Though most of the $13.6 billion in economic assistance that the U.S. pumped into Asia and Europe disappeared long ago, remnants of the aid are still at work. Part of Japan's $600 million leftover is being used to modernize the country's rail systems; most of Italy's $71 million in old funds is being spent for public housing; Britain uses its $2,800,000 balance for economic aid to its former colonies. These nations managed to keep Marshall Plan funds working by selling in their own countries their share of the $12 billion in equipment and commodities that the U.S. supplied in aid, then reinvesting the proceeds in worthwhile ventures.

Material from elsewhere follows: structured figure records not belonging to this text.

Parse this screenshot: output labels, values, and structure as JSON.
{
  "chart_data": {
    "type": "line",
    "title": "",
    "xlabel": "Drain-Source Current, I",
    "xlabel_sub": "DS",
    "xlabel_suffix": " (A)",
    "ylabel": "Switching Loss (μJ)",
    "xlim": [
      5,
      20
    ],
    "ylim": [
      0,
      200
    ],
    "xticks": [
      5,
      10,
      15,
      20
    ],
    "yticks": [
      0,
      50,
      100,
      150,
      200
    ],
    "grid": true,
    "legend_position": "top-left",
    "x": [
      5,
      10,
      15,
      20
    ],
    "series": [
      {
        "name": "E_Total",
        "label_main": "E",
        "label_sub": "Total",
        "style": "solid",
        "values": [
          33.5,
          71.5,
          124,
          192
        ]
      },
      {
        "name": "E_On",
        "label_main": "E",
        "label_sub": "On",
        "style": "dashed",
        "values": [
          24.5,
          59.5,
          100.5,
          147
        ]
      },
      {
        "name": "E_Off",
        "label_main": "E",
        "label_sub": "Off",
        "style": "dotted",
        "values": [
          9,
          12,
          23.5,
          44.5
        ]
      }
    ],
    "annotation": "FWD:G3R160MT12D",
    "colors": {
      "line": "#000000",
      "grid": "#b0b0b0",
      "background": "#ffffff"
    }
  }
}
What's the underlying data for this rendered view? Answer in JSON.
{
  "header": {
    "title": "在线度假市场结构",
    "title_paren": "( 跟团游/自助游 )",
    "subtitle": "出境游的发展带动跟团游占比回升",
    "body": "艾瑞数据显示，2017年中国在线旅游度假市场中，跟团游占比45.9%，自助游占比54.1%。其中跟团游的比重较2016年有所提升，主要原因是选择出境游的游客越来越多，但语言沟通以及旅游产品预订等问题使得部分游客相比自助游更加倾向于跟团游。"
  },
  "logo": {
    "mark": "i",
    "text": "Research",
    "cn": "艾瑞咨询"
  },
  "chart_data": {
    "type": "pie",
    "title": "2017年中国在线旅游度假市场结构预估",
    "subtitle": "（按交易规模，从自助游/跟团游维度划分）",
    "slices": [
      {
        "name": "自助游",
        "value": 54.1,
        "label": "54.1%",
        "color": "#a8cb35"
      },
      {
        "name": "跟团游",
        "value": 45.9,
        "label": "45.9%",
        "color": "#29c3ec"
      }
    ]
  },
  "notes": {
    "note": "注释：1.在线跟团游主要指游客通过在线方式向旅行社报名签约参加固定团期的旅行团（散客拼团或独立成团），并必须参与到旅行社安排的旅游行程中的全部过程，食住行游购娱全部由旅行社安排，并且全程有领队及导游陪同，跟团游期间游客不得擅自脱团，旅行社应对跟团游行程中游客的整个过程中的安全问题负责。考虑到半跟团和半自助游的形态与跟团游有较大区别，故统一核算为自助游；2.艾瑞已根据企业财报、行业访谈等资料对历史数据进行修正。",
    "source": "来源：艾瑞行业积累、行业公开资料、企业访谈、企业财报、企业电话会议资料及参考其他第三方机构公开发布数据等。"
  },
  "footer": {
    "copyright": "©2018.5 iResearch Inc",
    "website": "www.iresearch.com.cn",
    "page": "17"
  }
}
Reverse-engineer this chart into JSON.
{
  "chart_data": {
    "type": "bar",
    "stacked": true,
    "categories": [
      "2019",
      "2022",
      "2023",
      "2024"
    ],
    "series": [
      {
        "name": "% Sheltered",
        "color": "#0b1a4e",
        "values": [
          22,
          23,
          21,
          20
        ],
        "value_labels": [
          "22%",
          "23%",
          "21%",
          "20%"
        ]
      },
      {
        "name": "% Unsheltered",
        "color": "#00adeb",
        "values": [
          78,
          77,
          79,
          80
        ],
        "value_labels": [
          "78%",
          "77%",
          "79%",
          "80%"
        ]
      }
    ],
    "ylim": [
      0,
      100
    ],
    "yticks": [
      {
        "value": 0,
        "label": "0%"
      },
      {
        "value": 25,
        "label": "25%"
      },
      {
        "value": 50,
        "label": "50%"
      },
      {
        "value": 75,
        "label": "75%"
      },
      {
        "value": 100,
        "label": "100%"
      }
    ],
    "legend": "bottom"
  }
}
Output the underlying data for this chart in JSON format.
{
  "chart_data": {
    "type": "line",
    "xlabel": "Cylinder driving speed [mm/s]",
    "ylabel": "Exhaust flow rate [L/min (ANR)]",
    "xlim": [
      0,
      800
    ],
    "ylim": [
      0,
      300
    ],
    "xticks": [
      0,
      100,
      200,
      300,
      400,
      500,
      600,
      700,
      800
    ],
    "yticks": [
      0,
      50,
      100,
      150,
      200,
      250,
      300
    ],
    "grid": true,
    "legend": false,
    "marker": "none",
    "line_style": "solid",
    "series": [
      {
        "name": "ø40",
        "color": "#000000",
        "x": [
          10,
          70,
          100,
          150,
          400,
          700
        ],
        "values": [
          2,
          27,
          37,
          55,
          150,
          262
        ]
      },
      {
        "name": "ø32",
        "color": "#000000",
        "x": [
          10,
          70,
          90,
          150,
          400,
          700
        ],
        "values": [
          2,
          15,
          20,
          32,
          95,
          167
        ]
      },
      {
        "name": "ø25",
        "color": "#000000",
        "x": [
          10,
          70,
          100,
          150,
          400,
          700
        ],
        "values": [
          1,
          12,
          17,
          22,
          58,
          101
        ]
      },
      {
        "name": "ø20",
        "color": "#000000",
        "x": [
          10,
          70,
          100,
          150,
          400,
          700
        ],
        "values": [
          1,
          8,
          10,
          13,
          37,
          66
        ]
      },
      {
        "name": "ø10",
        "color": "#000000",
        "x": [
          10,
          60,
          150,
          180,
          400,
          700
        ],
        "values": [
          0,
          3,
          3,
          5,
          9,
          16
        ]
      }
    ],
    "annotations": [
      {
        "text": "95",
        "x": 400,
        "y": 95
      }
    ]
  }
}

No nation has worked the trick quite so well as West Germany, where the funds still play a vital role, particularly in harried Berlin. This year $120 million will be channeled into loans for Berlin businesses; another $210 million will be used to help Germany's ailing shipbuilders, to finance sales of German goods to underdeveloped countries and to provide $85 million in new credit for the capital-short German economy. Germany has made its Marshall Plan money work particularly hard from the very first by setting up a special Bank for Reconstruction to administer most of the funds. By judicious lending and reinvestment, the bank has already produced $4 billion in credit from its original $1.5 billion Marshall Plan grant.
Following the Marshall Plan's precepts, the German government allows the money to be invested only in needed ventures. One nonutilitarian item is deducted each year from the fund. It is a Dankesspende (gift of thanks) to the American people, which this year amounts to $330,000 and will provide one year's free study for 60 U.S. students in West Germany.